Against the parties’ rival constructions, the Court shall go through the iterative process by which each suggested interpretation is checked against the provisions of the contract and its commercial consequences are investigated.

5.

Textual Analysis:The central plank of the prospective vendor’s case was that the Sum served as the monetary consideration of the Defendant’s legally binding obligations in the MOU. It was fraught with the difficulty that there was no provision in the MOU which suggested so.

6.

Contextual Analysis: After examining the commercial background and context at the time of the MOU, it is unlikely that the Sum was intended by both parties to be monetary consideration.

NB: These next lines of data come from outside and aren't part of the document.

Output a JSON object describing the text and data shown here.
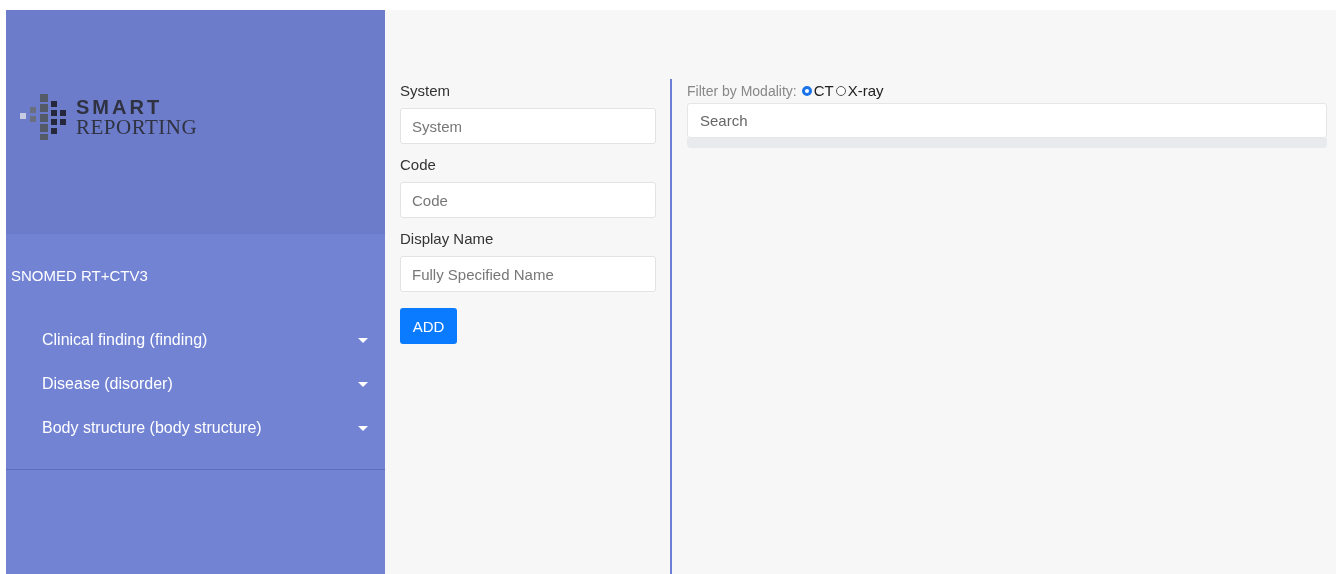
{
  "logo": {
    "line_1": "SMART",
    "line_2": "REPORTING"
  },
  "sidebar": {
    "title": "SNOMED RT+CTV3",
    "items": [
      {
        "label": "Clinical finding (finding)",
        "expanded": false
      },
      {
        "label": "Disease (disorder)",
        "expanded": false
      },
      {
        "label": "Body structure (body structure)",
        "expanded": false
      }
    ]
  },
  "form": {
    "fields": [
      {
        "label": "System",
        "placeholder": "System"
      },
      {
        "label": "Code",
        "placeholder": "Code"
      },
      {
        "label": "Display Name",
        "placeholder": "Fully Specified Name"
      }
    ],
    "button": "ADD"
  },
  "filter": {
    "label": "Filter by Modality:",
    "options": [
      {
        "label": "CT",
        "selected": true
      },
      {
        "label": "X-ray",
        "selected": false
      }
    ]
  },
  "search": {
    "placeholder": "Search"
  }
}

Exclusion of pre-contractual exchanges as evidence

The prospective vendor produced 3 drafts of the MOU and sought to rely on them. In particular, the words “???” (literally translated as “may be refunded”) and the proviso concerning the mechanism and timing for the Sum to be repaid were deleted in the draft by way of track changes.

However, the court excluded pre-MOU drafts and exchanges as evidence because:

1.

They are irrelevant to the question to be decided by the court, namely, what the parties would reasonably be taken to have meant by the language which they finally adopted to express their agreement. Even if they are admitted in exceptional cases, they are admitted not as evidence of what the clause in question means, but as “background known to the parties” that may assist the interpretation.

2.

On some occasions, the difference between evidence of what the contract means and evidence as background could be subtle or imprecise and the line is hard to draw. In most cases, evidence on pre-contractual negotiation only reflects one party’s subjective intention and hence is inadmissible.

3.

If it is capable of becoming evidence of the meaning of the contract subsequently agreed, it must be capable of showing that it, albeit at that time the contract had not yet been concluded, had already reflected the parties’ mutual or common intention on what they both wanted the contract to mean. But such cases would be exceptional.

4.

Moreover, even if such prior negotiations, whether orally, in writing or by conduct, do reflect the parties’ mutual intention on what the contract means, the value of such evidence may be very limited. Such prior negotiations have likely been “superseded by, and merged in, the contract itself”.

As to subsequent conduct and statements of the parties after the contract has been entered into, the Court held that they are generally not relevant and not admissible. There must be a proper basis for enabling the Court to take consideration of the facts and conduct subsequent to the MOU in aid of the construction of the MOU. “Commerciality and fairness” is no such basis.

Comments

When parties negotiate an M&A deal, they wish to have a successful transaction. However, when the transaction does not proceed as expected or, as in the Da Shing case, the negotiations for the formal agreement for sale and purchase fail, it will be important for the parties to have a properly drafted and unambiguous agreement (especially on those critical provisions), which should not be compromised by a desire to conclude a deal quickly.